Exposure to pesticides
The researchers in one of the New York studies, observed a relation between prenatal exposure to the insecticide chlorpyrifos, most widely used insecticides for residential pest control, and deficiency in IQ and working memory of the children.
The researchers found that high chlorpyrifos-exposed children, scored 5.3 and 2.7 points lower on an IQ and working memory test compared with the lesser exposed.
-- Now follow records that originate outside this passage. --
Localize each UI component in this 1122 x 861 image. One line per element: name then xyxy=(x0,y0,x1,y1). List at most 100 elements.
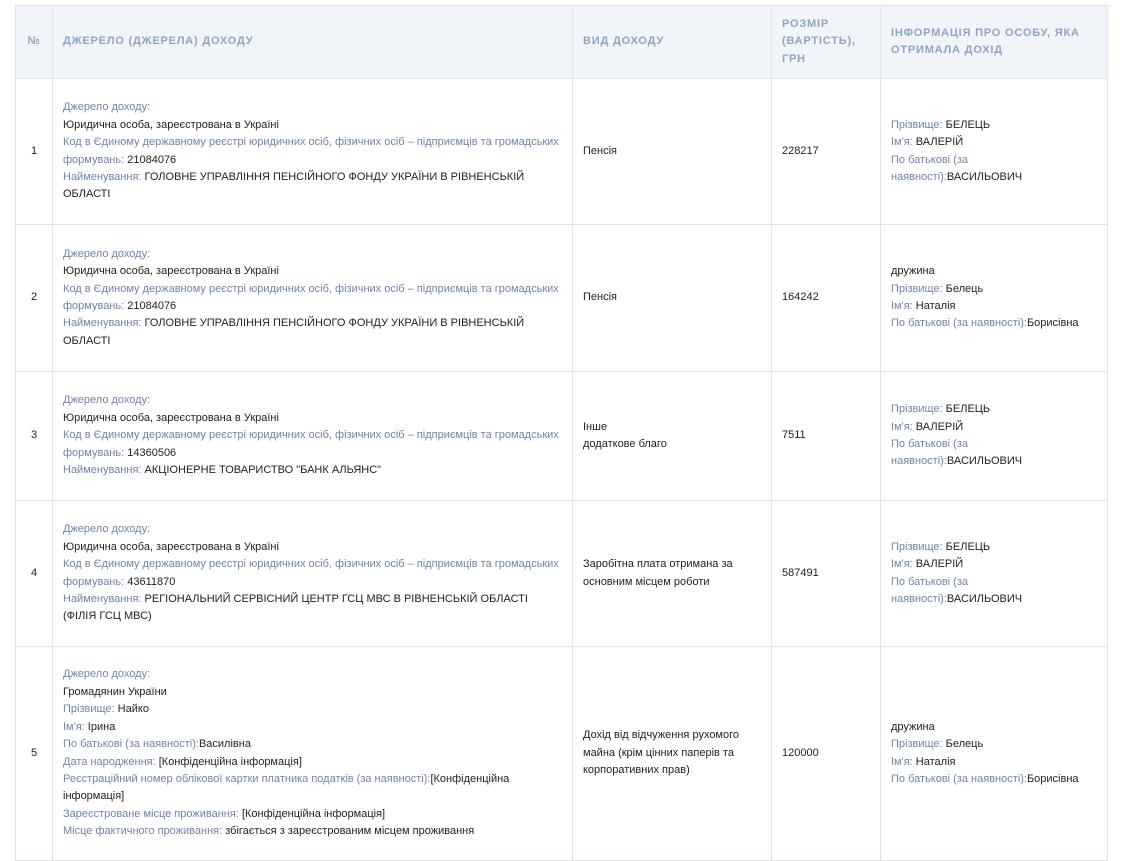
income-type: Заробітна плата отримана за основним міс… xyxy=(572,500,772,647)
source-label: Джерело доходу: xyxy=(63,394,151,407)
taxnum-label: Реєстраційний номер облікової картки пла… xyxy=(63,772,431,785)
firstname-label: Ім'я: xyxy=(891,136,913,149)
header-number: № xyxy=(15,5,53,79)
source-label: Джерело доходу: xyxy=(63,247,151,260)
income-amount: 7511 xyxy=(771,371,881,501)
income-source-cell: Джерело доходу: Юридична особа, зареєстр… xyxy=(52,78,573,225)
patronymic-value: Борисівна xyxy=(1026,317,1079,330)
surname-label: Прізвище: xyxy=(891,738,943,751)
table-row: 1 Джерело доходу: Юридична особа, зареєс… xyxy=(15,78,1108,225)
income-type: Пенсія xyxy=(572,78,772,225)
patronymic-value: Борисівна xyxy=(1026,772,1079,785)
code-value: 21084076 xyxy=(127,300,177,312)
surname-label: Прізвище: xyxy=(891,540,943,553)
regaddress-label: Зареєстроване місце проживання: xyxy=(63,807,239,820)
row-number: 4 xyxy=(15,500,53,647)
firstname-value: Наталія xyxy=(915,300,956,312)
source-label: Джерело доходу: xyxy=(63,523,151,536)
income-amount: 120000 xyxy=(771,646,881,861)
name-label: Найменування: xyxy=(63,170,142,183)
firstname-label: Ім'я: xyxy=(891,300,913,312)
income-source-cell: Джерело доходу: Юридична особа, зареєстр… xyxy=(52,371,573,501)
income-type: Інше xyxy=(583,420,608,433)
relation-value: дружина xyxy=(891,720,935,733)
income-amount: 587491 xyxy=(771,500,881,647)
header-source: Джерело (джерела) доходу xyxy=(52,5,573,79)
relation-value: дружина xyxy=(891,265,935,278)
surname-label: Прізвище: xyxy=(891,282,943,295)
code-value: 21084076 xyxy=(127,153,177,166)
recipient-cell: дружина Прізвище: Белець Ім'я: Наталія П… xyxy=(880,646,1108,861)
income-type-cell: Інше додаткове благо xyxy=(572,371,772,501)
patronymic-label: По батькові (за наявності): xyxy=(891,317,1027,330)
firstname-value: ВАЛЕРІЙ xyxy=(915,558,964,571)
source-label: Джерело доходу: xyxy=(63,668,151,681)
row-number: 2 xyxy=(15,224,53,372)
recipient-cell: Прізвище: БЕЛЕЦЬ Ім'я: ВАЛЕРІЙ По батько… xyxy=(880,78,1108,225)
income-type: Пенсія xyxy=(572,224,772,372)
patronymic-value: ВАСИЛЬОВИЧ xyxy=(946,455,1023,468)
patronymic-value: ВАСИЛЬОВИЧ xyxy=(946,592,1023,605)
firstname-label: Ім'я: xyxy=(63,720,85,733)
income-source-cell: Джерело доходу: Юридична особа, зареєстр… xyxy=(52,224,573,372)
recipient-cell: Прізвище: БЕЛЕЦЬ Ім'я: ВАЛЕРІЙ По батько… xyxy=(880,500,1108,647)
birthdate-label: Дата народження: xyxy=(63,755,156,768)
source-kind: Громадянин України xyxy=(63,685,167,698)
income-type: Дохід від відчуження рухомого майна (крі… xyxy=(572,646,772,861)
header-income-type: Вид доходу xyxy=(572,5,772,79)
name-label: Найменування: xyxy=(63,464,142,477)
source-label: Джерело доходу: xyxy=(63,101,151,114)
firstname-value: ВАЛЕРІЙ xyxy=(915,420,964,433)
surname-label: Прізвище: xyxy=(891,118,943,131)
firstname-label: Ім'я: xyxy=(891,755,913,768)
table-row: 5 Джерело доходу: Громадянин України Прі… xyxy=(15,646,1108,861)
firstname-value: Наталія xyxy=(915,755,956,768)
surname-value: Найко xyxy=(117,703,149,716)
patronymic-value: Василівна xyxy=(198,738,251,751)
firstname-value: Ірина xyxy=(87,720,116,733)
income-amount: 228217 xyxy=(771,78,881,225)
income-source-cell: Джерело доходу: Громадянин України Прізв… xyxy=(52,646,573,861)
firstname-label: Ім'я: xyxy=(891,420,913,433)
income-table: № Джерело (джерела) доходу Вид доходу Ро… xyxy=(15,5,1108,861)
actualaddress-label: Місце фактичного проживання: xyxy=(63,825,223,838)
source-kind: Юридична особа, зареєстрована в Україні xyxy=(63,540,279,553)
row-number: 1 xyxy=(15,78,53,225)
header-amount: Розмір (вартість), грн xyxy=(771,5,881,79)
surname-value: БЕЛЕЦЬ xyxy=(945,403,991,416)
source-kind: Юридична особа, зареєстрована в Україні xyxy=(63,118,279,131)
recipient-cell: дружина Прізвище: Белець Ім'я: Наталія П… xyxy=(880,224,1108,372)
row-number: 5 xyxy=(15,646,53,861)
surname-value: Белець xyxy=(945,282,984,295)
table-row: 2 Джерело доходу: Юридична особа, зареєс… xyxy=(15,224,1108,372)
income-source-cell: Джерело доходу: Юридична особа, зареєстр… xyxy=(52,500,573,647)
code-value: 43611870 xyxy=(127,575,176,588)
surname-value: БЕЛЕЦЬ xyxy=(945,118,991,131)
name-label: Найменування: xyxy=(63,317,142,330)
name-value: АКЦІОНЕРНЕ ТОВАРИСТВО "БАНК АЛЬЯНС" xyxy=(144,464,382,477)
header-recipient: Інформація про особу, яка отримала дохід xyxy=(880,5,1108,79)
income-type-extra: додаткове благо xyxy=(583,438,667,450)
name-label: Найменування: xyxy=(63,592,142,605)
source-kind: Юридична особа, зареєстрована в Україні xyxy=(63,411,279,424)
patronymic-label: По батькові (за наявності): xyxy=(891,772,1027,785)
surname-label: Прізвище: xyxy=(891,403,943,416)
regaddress-value: [Конфіденційна інформація] xyxy=(241,807,386,820)
table-header-row: № Джерело (джерела) доходу Вид доходу Ро… xyxy=(15,5,1108,79)
income-amount: 164242 xyxy=(771,224,881,372)
actualaddress-value: збігається з зареєстрованим місцем прожи… xyxy=(225,825,475,838)
table-row: 3 Джерело доходу: Юридична особа, зареєс… xyxy=(15,371,1108,501)
patronymic-label: По батькові (за наявності): xyxy=(63,738,199,751)
table-row: 4 Джерело доходу: Юридична особа, зареєс… xyxy=(15,500,1108,647)
recipient-cell: Прізвище: БЕЛЕЦЬ Ім'я: ВАЛЕРІЙ По батько… xyxy=(880,371,1108,501)
patronymic-value: ВАСИЛЬОВИЧ xyxy=(946,170,1023,183)
income-section: № Джерело (джерела) доходу Вид доходу Ро… xyxy=(15,5,1108,861)
row-number: 3 xyxy=(15,371,53,501)
surname-label: Прізвище: xyxy=(63,703,115,716)
birthdate-value: [Конфіденційна інформація] xyxy=(158,755,302,768)
code-value: 14360506 xyxy=(127,446,177,459)
firstname-value: ВАЛЕРІЙ xyxy=(915,136,964,149)
source-kind: Юридична особа, зареєстрована в Україні xyxy=(63,265,279,278)
surname-value: Белець xyxy=(945,738,984,751)
firstname-label: Ім'я: xyxy=(891,558,913,571)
Mount Sinai study conducted a urine test of the pregnant mothers for organophosphates presence, and found that for every tenfold increase of the pesticide in the urine, children showed a 3 point IQ drop at age 7.
In the Berkeley study, children with highest prenatal exposure scored 7 points lower on IQ tests compared to those with the lowest levels of exposure.
Also,a 5.5 point drop in overall IQ scores was observed in every 10 fold increase in organophosphate exposure.
Wash before you peel
"That's not unlike the decreases we see in children with high lead exposure," said the senior study author, Brenda Eskenazi, Ph.D., a professor of epidemiology and maternal and child health at the University of California, Berkeley.
She added, "It's equivalent to performing six months behind the average."
"It's absolutely important that they have an adequate diet in terms of the health of their child," said Eskenazi, "It's important that people wash their fruits and vegetables really, really well -- and that means even fruit with a peel on it. It should be washed before you peel it."